Dionne: Listening to history's echoes

President Donald Trump with his son Donald Jr. leave the White House in Washington on their way to a political rally, July 5, 2018. Trump on Aug. 5 denied a report that he is worried about the legal exposure for his son, who hosted a June 2016 meeting between some of Trump's top campaign advisers and a Kremlin-connected lawyer. (Samuel Corum/The New York Times)
President Donald Trump with his son Donald Jr. leave the White House in Washington on their way to a political rally, July 5, 2018. Trump on Aug. 5 denied a report that he is worried about the legal exposure for his son, who hosted a June 2016 meeting between some of Trump's top campaign advisers and a Kremlin-connected lawyer. (Samuel Corum/The New York Times)

WASHINGTON - How do democratic countries get to the point where they give up on self-rule? Under what circumstances do demagogues capture large audiences through irrational, emotional appeals unmoored from fact, logic or morality? When do politicians responsible for maintaining a democratic system surrender to dictators?

These questions are more pertinent to us in the early 21st century than we would wish. In the 1990s, democracy was thought to be on the march. Now, we worry that the international tide is turning toward autocracy and authoritarianism.

This is why Benjamin Carter Hett's "The Death of Democracy: Hitler's Rise to Power and the Downfall of the Weimar Republic" should join your summer reading list.

Hett is a professor of history at Hunter College and the City University of New York Graduate Center. He joins the company of distinguished scholars, notably Richard J. Evans and Ian Kershaw, who have shed light on the social and political forces that brought a murderous regime to life through a democratic system.

But if this is an oft-told tragic tale, Hett's brisk and lucid study offers compelling new perspectives inspired by current threats to free societies around the world.

"In each era, we see the past differently, according to how we see ourselves and our own experiences," Hett writes. "One era will notice things about the past that another will not. This is one reason why history is, and has to be, constantly rewritten."

It is both eerie and enlightening how much of Hett's account rings true in our time. Consider this declaration from Joseph Goebbels, Hitler's chief propagandist: "Certainly we want to build a wall, a protective wall." There is this dolorous observation from the socialist Ernst Toller: "The people are tired of reason, tired of thought and reflection. They ask, what has reason done for us in the last few years, what good have insights and knowledge done us."

As Hett notes, "The key to understanding why many Germans supported [Hitler] lies in the Nazis' rejection of a rational, factual world. Hitler could give voice to this flight from reality as could no other German politician of his time."

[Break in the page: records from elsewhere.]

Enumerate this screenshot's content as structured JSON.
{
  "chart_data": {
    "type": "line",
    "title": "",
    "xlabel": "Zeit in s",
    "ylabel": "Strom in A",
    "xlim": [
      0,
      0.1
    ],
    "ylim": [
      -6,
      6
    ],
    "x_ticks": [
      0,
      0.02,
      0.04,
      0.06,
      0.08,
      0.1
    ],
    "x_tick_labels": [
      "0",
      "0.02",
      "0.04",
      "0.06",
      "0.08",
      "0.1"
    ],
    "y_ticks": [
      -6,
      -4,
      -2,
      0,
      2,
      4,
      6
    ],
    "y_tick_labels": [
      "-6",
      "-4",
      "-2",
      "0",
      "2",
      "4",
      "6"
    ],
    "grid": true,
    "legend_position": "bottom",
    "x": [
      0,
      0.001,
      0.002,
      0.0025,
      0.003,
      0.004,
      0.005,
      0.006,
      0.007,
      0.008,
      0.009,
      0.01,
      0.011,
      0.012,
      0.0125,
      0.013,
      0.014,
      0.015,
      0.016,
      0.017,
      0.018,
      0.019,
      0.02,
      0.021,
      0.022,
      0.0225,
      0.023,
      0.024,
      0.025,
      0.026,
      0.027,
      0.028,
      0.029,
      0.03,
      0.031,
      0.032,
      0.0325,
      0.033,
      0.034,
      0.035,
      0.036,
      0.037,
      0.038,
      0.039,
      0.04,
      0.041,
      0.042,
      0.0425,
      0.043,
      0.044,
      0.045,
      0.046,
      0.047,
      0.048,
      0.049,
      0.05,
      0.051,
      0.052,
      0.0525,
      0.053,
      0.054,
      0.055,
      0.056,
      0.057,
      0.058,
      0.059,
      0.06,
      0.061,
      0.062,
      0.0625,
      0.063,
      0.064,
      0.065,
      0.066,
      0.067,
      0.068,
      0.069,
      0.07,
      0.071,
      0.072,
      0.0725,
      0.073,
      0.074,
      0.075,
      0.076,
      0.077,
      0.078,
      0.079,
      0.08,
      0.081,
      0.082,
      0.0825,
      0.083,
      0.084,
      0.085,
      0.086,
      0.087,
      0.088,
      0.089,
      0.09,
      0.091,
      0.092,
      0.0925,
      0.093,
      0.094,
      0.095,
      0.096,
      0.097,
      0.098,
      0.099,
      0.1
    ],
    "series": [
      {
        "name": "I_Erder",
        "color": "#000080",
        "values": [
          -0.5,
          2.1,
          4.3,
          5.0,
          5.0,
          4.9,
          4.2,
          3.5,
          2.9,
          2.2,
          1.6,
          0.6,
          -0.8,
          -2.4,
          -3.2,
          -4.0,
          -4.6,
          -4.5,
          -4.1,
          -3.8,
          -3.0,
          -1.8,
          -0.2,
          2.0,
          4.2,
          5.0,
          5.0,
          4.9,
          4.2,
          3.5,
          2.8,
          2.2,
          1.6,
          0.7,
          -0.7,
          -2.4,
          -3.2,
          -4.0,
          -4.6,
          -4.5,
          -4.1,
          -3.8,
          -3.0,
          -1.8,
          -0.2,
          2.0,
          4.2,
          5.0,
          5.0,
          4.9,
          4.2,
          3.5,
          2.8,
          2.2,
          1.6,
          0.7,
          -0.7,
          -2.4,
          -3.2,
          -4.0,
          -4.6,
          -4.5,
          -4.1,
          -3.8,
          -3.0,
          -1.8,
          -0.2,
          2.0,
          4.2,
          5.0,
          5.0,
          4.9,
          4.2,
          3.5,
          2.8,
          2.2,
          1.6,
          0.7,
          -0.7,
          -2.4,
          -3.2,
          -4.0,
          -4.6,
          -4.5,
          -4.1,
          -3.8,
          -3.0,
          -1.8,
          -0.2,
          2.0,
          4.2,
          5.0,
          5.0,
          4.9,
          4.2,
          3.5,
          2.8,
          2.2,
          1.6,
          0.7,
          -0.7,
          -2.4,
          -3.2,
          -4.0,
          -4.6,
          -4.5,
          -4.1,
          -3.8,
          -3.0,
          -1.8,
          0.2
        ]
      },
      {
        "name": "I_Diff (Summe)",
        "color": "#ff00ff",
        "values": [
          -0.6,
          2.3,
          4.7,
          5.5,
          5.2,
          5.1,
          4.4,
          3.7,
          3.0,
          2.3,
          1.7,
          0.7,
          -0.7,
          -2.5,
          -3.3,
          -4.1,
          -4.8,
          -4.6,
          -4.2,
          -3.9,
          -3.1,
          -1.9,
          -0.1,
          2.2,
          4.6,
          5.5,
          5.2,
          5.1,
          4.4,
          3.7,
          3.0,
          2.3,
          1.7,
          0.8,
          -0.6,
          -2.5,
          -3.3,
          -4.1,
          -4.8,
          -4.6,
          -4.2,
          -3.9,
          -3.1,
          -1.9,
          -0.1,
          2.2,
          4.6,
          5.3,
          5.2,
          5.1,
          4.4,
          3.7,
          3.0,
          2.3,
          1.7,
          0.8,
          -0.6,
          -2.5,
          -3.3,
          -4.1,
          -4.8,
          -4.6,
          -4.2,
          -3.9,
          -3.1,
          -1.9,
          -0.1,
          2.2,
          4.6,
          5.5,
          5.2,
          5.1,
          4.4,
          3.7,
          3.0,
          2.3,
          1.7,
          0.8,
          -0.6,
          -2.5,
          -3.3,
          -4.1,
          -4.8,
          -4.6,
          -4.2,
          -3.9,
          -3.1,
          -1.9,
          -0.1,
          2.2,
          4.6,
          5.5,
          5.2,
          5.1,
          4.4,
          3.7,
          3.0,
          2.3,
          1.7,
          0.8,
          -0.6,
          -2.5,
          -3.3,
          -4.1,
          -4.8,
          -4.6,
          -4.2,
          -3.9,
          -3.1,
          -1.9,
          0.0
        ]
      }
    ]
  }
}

The larger story he tells resonates, too. Hett argues that the Nazi movement was "a response to an overwhelming triumph of global liberal capitalism at the end of the Great War" and that the logic of a chaotic moment "pushed opponents of austerity to become opponents of liberal democracy as well." The Nazi movement was rooted in anti-Semitism, bigotry and exclusion. But it also exploited economic discontent bred by orthodox economic policies that deepened the pain of the Depression.

And conservatives everywhere should ponder the choices made by the German establishment, including big business, the military, culturally traditional Protestants and big land owners. They all helped bring Hitler to power because they hated the left - including the moderate Social Democrats, the backbone of the Weimar Republic - more than they loved republican government and political freedom.

Hett writes that members of "the conservative establishment could have stopped Hitler in his tracks. Instead, they chose to use him, although the Nazi-conservative alliance was always an awkward one." He notes at another point: "Democracy was not working for them precisely because their interests could not attract the support of a majority, even a large plurality, of voters."

The politicians and power brokers who helped Hitler become Chancellor believed they could deploy him to destroy the left but also keep him under control. They achieved the first but not the second. The consequences were catastrophic, to those slaughtered in Hitler's genocide and to Germany as a whole. German conservatives had no desire to see their country pulverized by war and shrunken in size afterward. But their choices in the 1930s brought about exactly this outcome.

There is a reluctance to draw lessons from the Nazi experience because personal comparisons between contemporary politicians and Hitler are always a mistake. Hitler's crimes are in a category of horror all their own.

But this should not stop us from heeding the warnings of a political era that led to the collapse of freedom in Germany. Seeing it "as the result of a large protest movement colliding with complex patterns of elite self-interest, in a culture increasingly prone to aggressive mythmaking and irrationality strips away the exotic and foreign look of swastika banners and goose-stepping Stormtroopers."

Hett adds: "Suddenly, the whole thing looks close and familiar."

It does, and our task is to prevent this "whole thing" from ever happening again.